Research and development expenses for the third quarter of 2010 were $13.8 million, compared to $17.0 million for the same period in 2009. Research and development expenses for the nine months ended September 30, 2010 were $41.7 million, compared to $54.0 million for the same period in 2009. The decrease in research and development expenses in the three months ended September 30, 2010 compared to the same period in 2009 was principally due to decreased personnel costs primarily related to decreased headcount and decreased non-cash stock-based compensation, partially offset by increased AP clinical development costs.

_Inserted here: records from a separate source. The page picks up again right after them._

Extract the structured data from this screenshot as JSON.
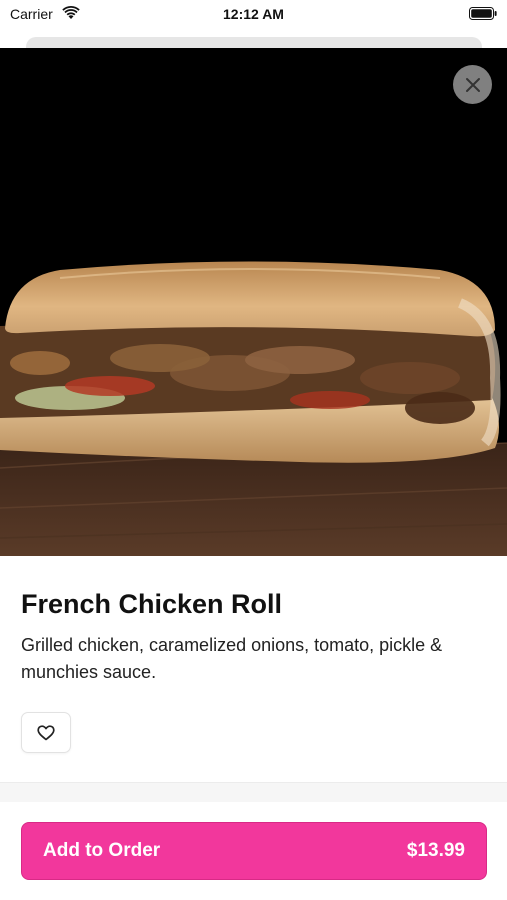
{
  "status_bar": {
    "carrier": "Carrier",
    "time": "12:12 AM"
  },
  "product": {
    "title": "French Chicken Roll",
    "description": "Grilled chicken, caramelized onions, tomato, pickle & munchies sauce."
  },
  "actions": {
    "add_label": "Add to Order",
    "price": "$13.99"
  },
  "icons": {
    "close": "close-icon",
    "favorite": "heart-icon",
    "wifi": "wifi-icon",
    "battery": "battery-icon"
  },
  "colors": {
    "accent": "#f2379c",
    "hero_bg": "#000000"
  }
}
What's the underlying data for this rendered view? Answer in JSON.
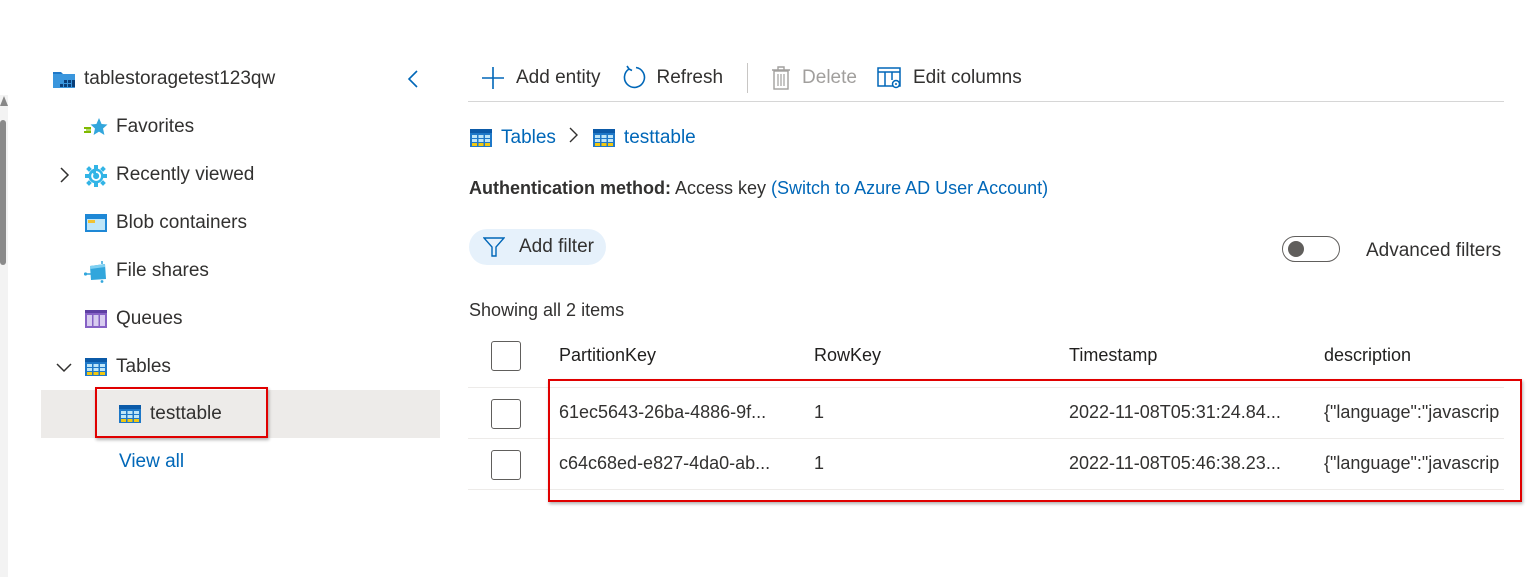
{
  "sidebar": {
    "account_name": "tablestoragetest123qw",
    "items": [
      {
        "label": "Favorites",
        "icon": "favorites-star-icon"
      },
      {
        "label": "Recently viewed",
        "icon": "recently-viewed-icon",
        "expandable": true
      },
      {
        "label": "Blob containers",
        "icon": "blob-containers-icon"
      },
      {
        "label": "File shares",
        "icon": "file-shares-icon"
      },
      {
        "label": "Queues",
        "icon": "queues-icon"
      },
      {
        "label": "Tables",
        "icon": "tables-icon",
        "expanded": true
      },
      {
        "label": "testtable",
        "icon": "table-icon",
        "selected": true
      },
      {
        "label": "View all"
      }
    ]
  },
  "toolbar": {
    "add_entity": "Add entity",
    "refresh": "Refresh",
    "delete": "Delete",
    "edit_columns": "Edit columns"
  },
  "breadcrumb": {
    "root": "Tables",
    "current": "testtable"
  },
  "auth": {
    "label": "Authentication method:",
    "value": "Access key",
    "switch_link": "(Switch to Azure AD User Account)"
  },
  "filters": {
    "add_filter": "Add filter",
    "advanced_filters": "Advanced filters",
    "advanced_enabled": false
  },
  "grid": {
    "summary": "Showing all 2 items",
    "columns": [
      "PartitionKey",
      "RowKey",
      "Timestamp",
      "description"
    ],
    "rows": [
      [
        "61ec5643-26ba-4886-9f...",
        "1",
        "2022-11-08T05:31:24.84...",
        "{\"language\":\"javascrip"
      ],
      [
        "c64c68ed-e827-4da0-ab...",
        "1",
        "2022-11-08T05:46:38.23...",
        "{\"language\":\"javascrip"
      ]
    ]
  },
  "colors": {
    "accent": "#0067b8",
    "highlight_box": "#e00000",
    "selected_bg": "#edebe9",
    "filter_pill_bg": "#e6f1fb"
  }
}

The decrease in research and development expenses in the nine months ended September 30, 2010 compared to the same period in 2009 was principally due to decreased Horizant/XP13512 costs primarily due to decreased manufacturing and clinical activities, decreased XP21279 costs related to decreased toxicology and clinical costs, and decreased personnel costs primarily due to decreased headcount and decreased non-cash stock-based compensation, partially offset by a credit in 2009 from Astellas for manufacturing costs under the supply arrangement.
Selling, general and administrative expenses were $6.6 million for the third quarter of 2010, compared to $8.1 million for the same period in 2009. Selling, general and administrative expenses were $21.9 million for the nine months ended September 30, 2010, compared to $23.7 million for the same period in 2009. The decrease in selling, general and administrative expenses in the three and nine months ended September 30, 2010 compared to the same periods in 2009 was primarily due to decreased personnel costs as a result of decreased headcount.
Net loss for the third quarter of 2010 was $19.9 million, compared to a net loss of $24.4 million for the same period in 2009. Net loss for the nine months ended September 30, 2010 was $67.6 million, compared to a net loss of $48.0 million for the same period in 2009. Net loss per basic and diluted share was $0.65 in the third quarter of 2010 versus net loss per basic and diluted share of $0.81 for the same period in the prior year. For the nine-month period ended September 30, 2010, net loss per basic and diluted share was $2.22 versus net loss per basic and diluted share of $1.70 for the same period in 2009.